Notwithstanding their ethnic diversity, with Maasina Rule Malaitans started carrying out a common program. Most moved to the coast where they built large settlements, “towns.” They appointed their own chiefs and refused to pay tax. Together these joint actions were an extraordinary achievement. They were possible, in part because they were fuelled by the kastom philosophy, as characterized above, and in part because, in Akin’s words, “the real power of Maasina Rule flowed upwards from ‘the rank and file’” (172).
After an accommodating start in 1946, by August 1947 the government’s reaction to Marching Rule became hostile and repressive. The measures taken were harsh, in hindsight astonishingly so. They included mass arrests, followed by criminal charges, court proceedings and jail sentences. But they did not succeed in breaking the movement. Malaitans answered by well-ordered civil disobedience , thus continuing their common stand. A stalemate ensued, broken in 1952 by a new High Commissioner for the Western Pacific who conceded many Maasina Rule demands, notably in administration and local jurisdiction. At this point Akin ends his account. In chapter 9, the final one, he appraises Maasina Rule. He views it a success, in many respects. Notably, it “transformed government-Malaitan relations in enduring ways” (329).
To write his book, Akin has assembled an extremely impressive range of data, in part the result of what must have been painstaking archival investigations. And in part he makes use of oral communications by, especially, Kwaio, collected during his field research. He acknowledges support from Ben Burt, who worked among the neighbouring Kwara’ae, also from the 1980s. Nevertheless, he assesses that the data are incomplete and he expresses the hope that future research by Malaitans themselves will “fill the many gaps” (188). It strikes the reader that Akin does not mention, in addition, the likelihood that the historical record will remain contested. In any case, Akin has managed, quite admirably, to fashion the multitude of data into a very readable account that is likely to remain authoritative for a long time.
The book’s bibliography comes to 67 pages. While the main text counts 345 pages, it is followed by 97 pages of endnotes, in the main collective ones combining references for and additions to entire paragraphs.

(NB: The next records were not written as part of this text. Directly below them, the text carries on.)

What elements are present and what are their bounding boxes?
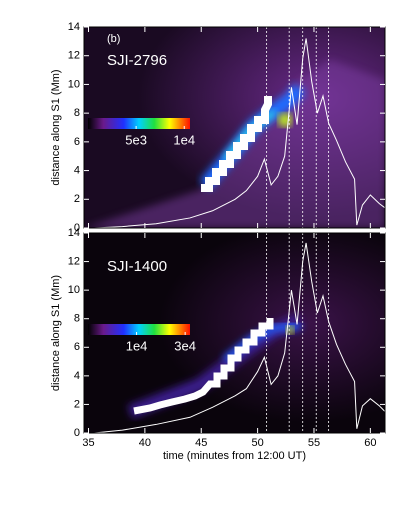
frame: [83, 232, 386, 434]
colorbar-label: 5e3: [125, 132, 147, 147]
y-tick-label: 2: [74, 398, 80, 410]
y-tick-label: 4: [74, 370, 80, 382]
y-tick-label: 4: [74, 164, 80, 176]
y-tick-label: 14: [68, 227, 80, 239]
colorbar-label: 1e4: [126, 338, 148, 353]
y-tick-label: 2: [74, 193, 80, 205]
light-curve: [94, 38, 386, 229]
x-axis-label: time (minutes from 12:00 UT): [163, 450, 306, 462]
y-tick-label: 8: [74, 107, 80, 119]
y-tick-label: 10: [68, 78, 80, 90]
x-tick-label: 40: [139, 437, 151, 449]
colorbar-label: 3e4: [174, 338, 196, 353]
panel-label: (b): [107, 33, 120, 45]
y-tick-label: 14: [68, 21, 80, 33]
y-tick-label: 6: [74, 136, 80, 148]
y-tick-label: 0: [74, 427, 80, 439]
y-tick-label: 8: [74, 313, 80, 325]
y-tick-label: 10: [68, 284, 80, 296]
y-tick-label: 12: [68, 50, 80, 62]
y-tick-label: 6: [74, 341, 80, 353]
colorbar: [88, 118, 190, 129]
colorbar: [88, 324, 190, 335]
x-tick-label: 55: [308, 437, 320, 449]
panel-title: SJI-1400: [107, 258, 167, 275]
x-tick-label: 60: [364, 437, 376, 449]
x-tick-label: 35: [82, 437, 94, 449]
y-axis-label: distance along S1 (Mm): [50, 69, 62, 185]
x-tick-label: 50: [251, 437, 263, 449]
panel-title: SJI-2796: [107, 52, 167, 69]
y-axis-label: distance along S1 (Mm): [50, 275, 62, 391]
light-curve: [94, 242, 386, 434]
y-tick-label: 0: [74, 222, 80, 234]
frame: [83, 26, 386, 229]
y-tick-label: 12: [68, 255, 80, 267]
colorbar-label: 1e4: [173, 132, 195, 147]
x-tick-label: 45: [195, 437, 207, 449]
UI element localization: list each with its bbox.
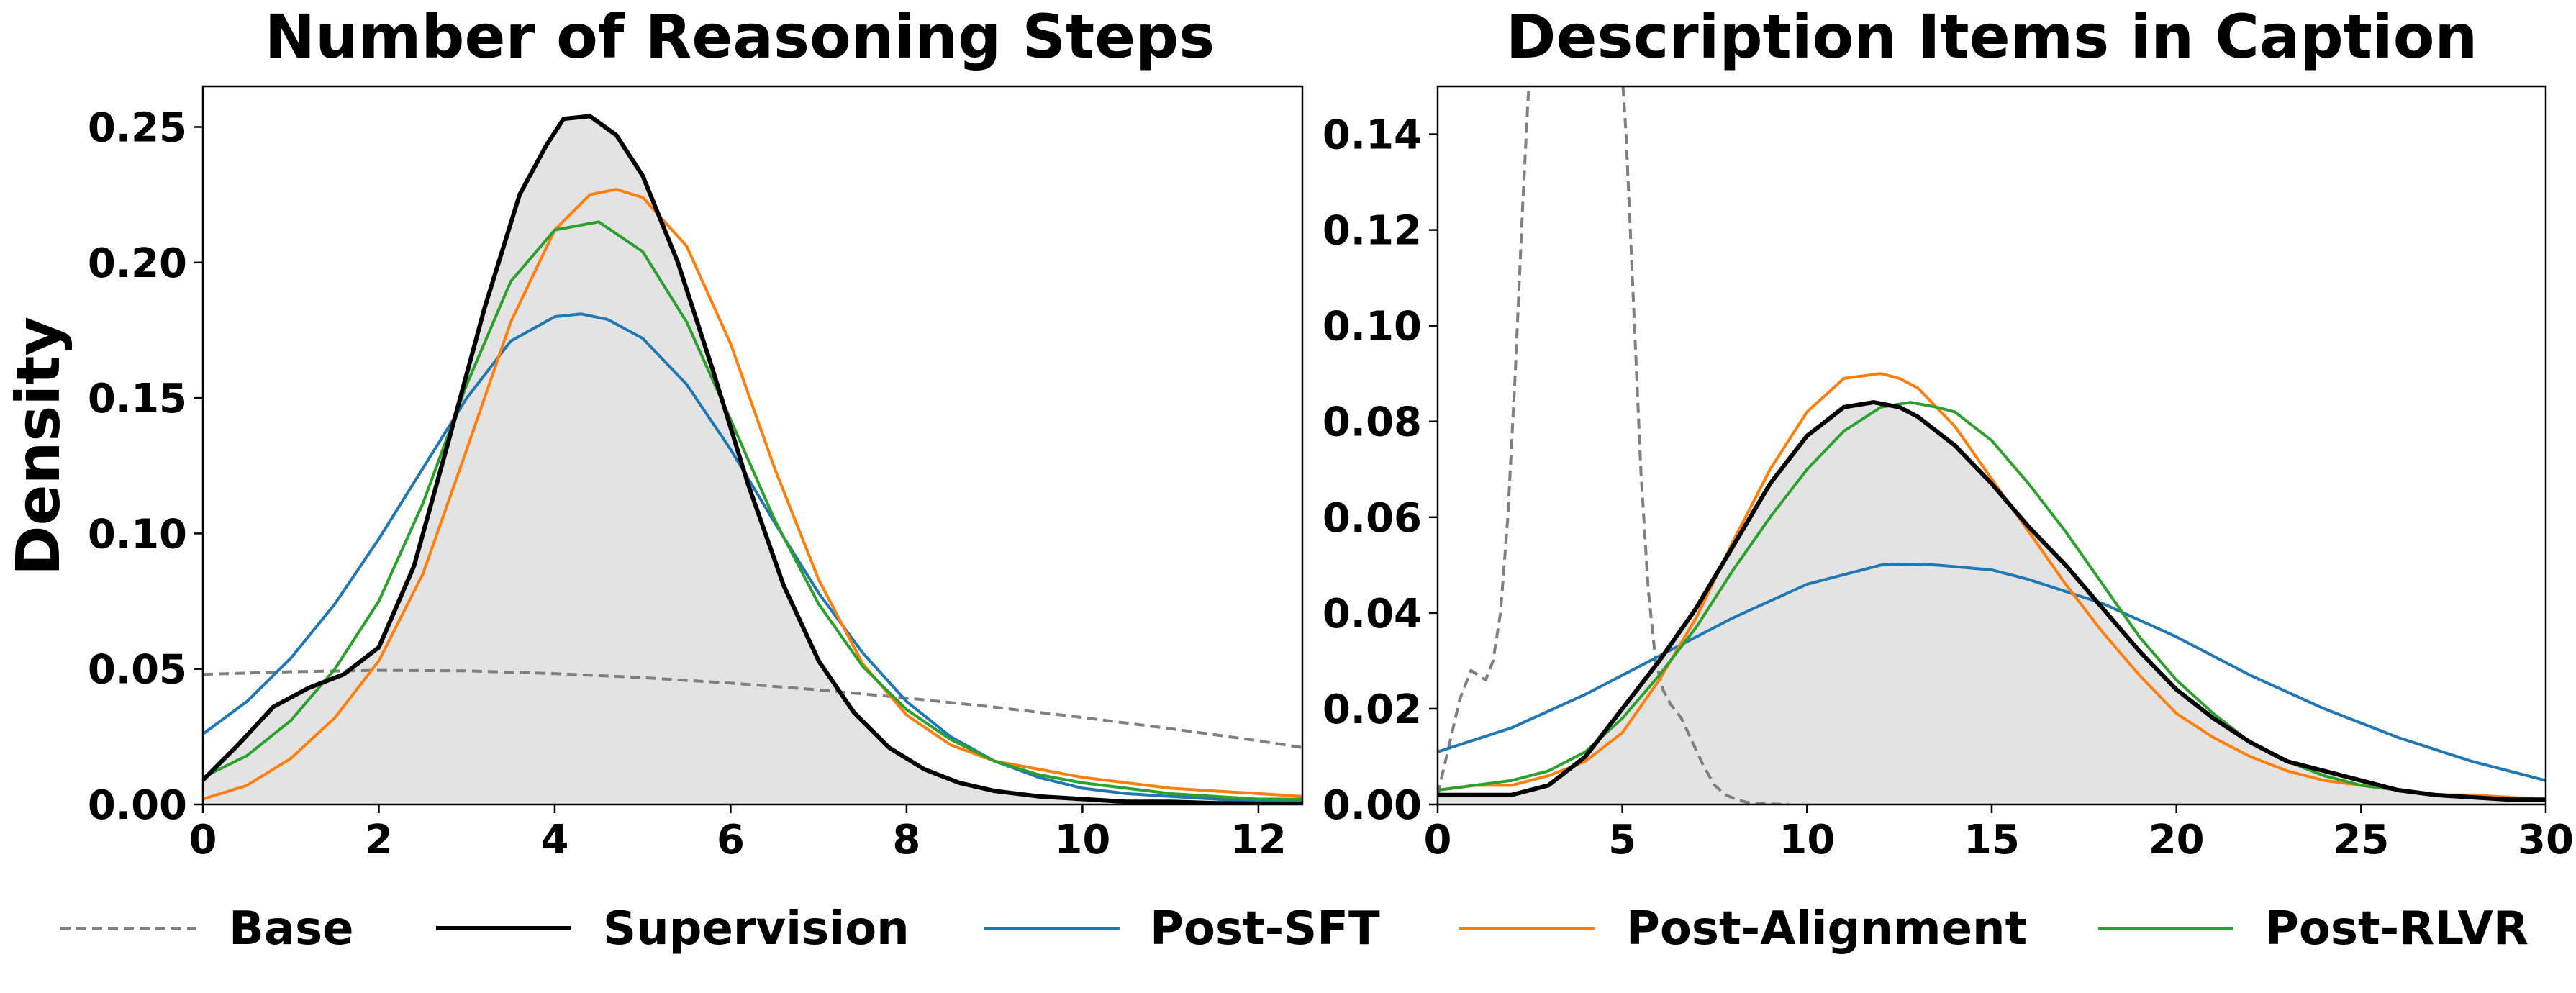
supervision-shaded-area	[1438, 402, 2546, 804]
y-axis-label: Density	[3, 317, 73, 576]
legend-label-supervision: Supervision	[603, 902, 910, 956]
series-line-post-sft	[1438, 563, 2546, 782]
series-line-post-sft	[203, 312, 1302, 804]
y-tick-label: 0.00	[1323, 782, 1422, 829]
right-plot-area: 0 5 10 15 20 25 30 0.00 0.02 0.04 0.06 0.08 0.10 0.12…	[1323, 85, 2574, 863]
legend-item-post-alignment: Post-Alignment	[1459, 902, 2027, 956]
legend-label-post-rlvr: Post-RLVR	[2265, 902, 2529, 956]
axes-frame	[201, 85, 1304, 806]
legend-label-post-sft: Post-SFT	[1150, 902, 1380, 956]
x-tick-label: 6	[717, 817, 745, 863]
left-chart: Number of Reasoning Steps Density 0 2 4 6 8 1…	[3, 1, 1304, 863]
y-tick-label: 0.04	[1323, 591, 1422, 638]
left-plot-area: 0 2 4 6 8 10 12 0.00 0.05 0.10 0.15 0.20 0.25	[88, 85, 1304, 863]
series-line-base	[203, 668, 1302, 749]
x-tick-label: 15	[1964, 817, 2020, 863]
y-tick-label: 0.06	[1323, 495, 1422, 542]
x-tick-label: 8	[892, 817, 920, 863]
series-line-supervision	[203, 114, 1302, 804]
legend-label-post-alignment: Post-Alignment	[1626, 902, 2027, 956]
y-tick-label: 0.14	[1323, 112, 1422, 159]
y-tick-label: 0.02	[1323, 686, 1422, 733]
y-tick-label: 0.12	[1323, 208, 1422, 255]
x-tick-label: 0	[1424, 817, 1452, 863]
y-tick-label: 0.05	[88, 647, 187, 694]
y-tick-label: 0.10	[1323, 304, 1422, 350]
legend-item-post-sft: Post-SFT	[984, 902, 1380, 956]
legend-item-post-rlvr: Post-RLVR	[2098, 902, 2529, 956]
y-tick-label: 0.10	[88, 511, 187, 558]
legend-item-supervision: Supervision	[436, 902, 910, 956]
x-tick-label: 10	[1779, 817, 1835, 863]
y-tick-label: 0.15	[88, 376, 187, 422]
x-tick-label: 20	[2149, 817, 2205, 863]
y-tick-label: 0.00	[88, 782, 187, 829]
y-tick-label: 0.25	[88, 104, 187, 151]
series-line-post-rlvr	[203, 220, 1302, 801]
x-tick-label: 30	[2518, 817, 2574, 863]
right-chart: Description Items in Caption 0 5 10 15 20 25 3…	[1323, 1, 2574, 863]
series-line-supervision	[1438, 400, 2546, 802]
series-line-base	[1438, 86, 1789, 804]
x-tick-label: 0	[189, 817, 217, 863]
legend-label-base: Base	[229, 902, 353, 956]
series-group	[203, 114, 1302, 804]
x-tick-label: 12	[1230, 817, 1287, 863]
x-tick-label: 25	[2333, 817, 2389, 863]
x-tick-label: 4	[540, 817, 568, 863]
y-tick-label: 0.20	[88, 240, 187, 287]
x-tick-label: 10	[1054, 817, 1110, 863]
y-tick-label: 0.08	[1323, 399, 1422, 446]
series-line-post-rlvr	[1438, 401, 2546, 802]
legend: Base Supervision Post-SFT Post-Alignment Pos…	[60, 902, 2529, 956]
x-tick-label: 5	[1608, 817, 1636, 863]
right-chart-title: Description Items in Caption	[1506, 1, 2477, 72]
legend-item-base: Base	[60, 902, 353, 956]
series-group	[1438, 86, 2546, 804]
series-line-post-alignment	[203, 188, 1302, 801]
left-chart-title: Number of Reasoning Steps	[265, 1, 1215, 72]
supervision-shaded-area	[203, 116, 1302, 804]
x-tick-label: 2	[365, 817, 393, 863]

There is a profusion of names, as regards the Europeans, due to the rapid turnover of government officials. Fortunately, when names are listed in the bibliography—and many are—Akin has added their function, or functions, in the administrative and missionary organizations.
In comments in chapter 9, Akin makes it clear that the 1952 conciliation contained seeds of dissension, given that Maasina Rule adherents, and also the followers of kastom movements elsewhere in the Solomon Islands, regarded their organizations as means to interact with the government “from a position of autonomy and equality” (341). How did that work out? Given the time and the length of his fieldwork, Akin seems well placed to discuss the topic in a sequel to this highly commendable book.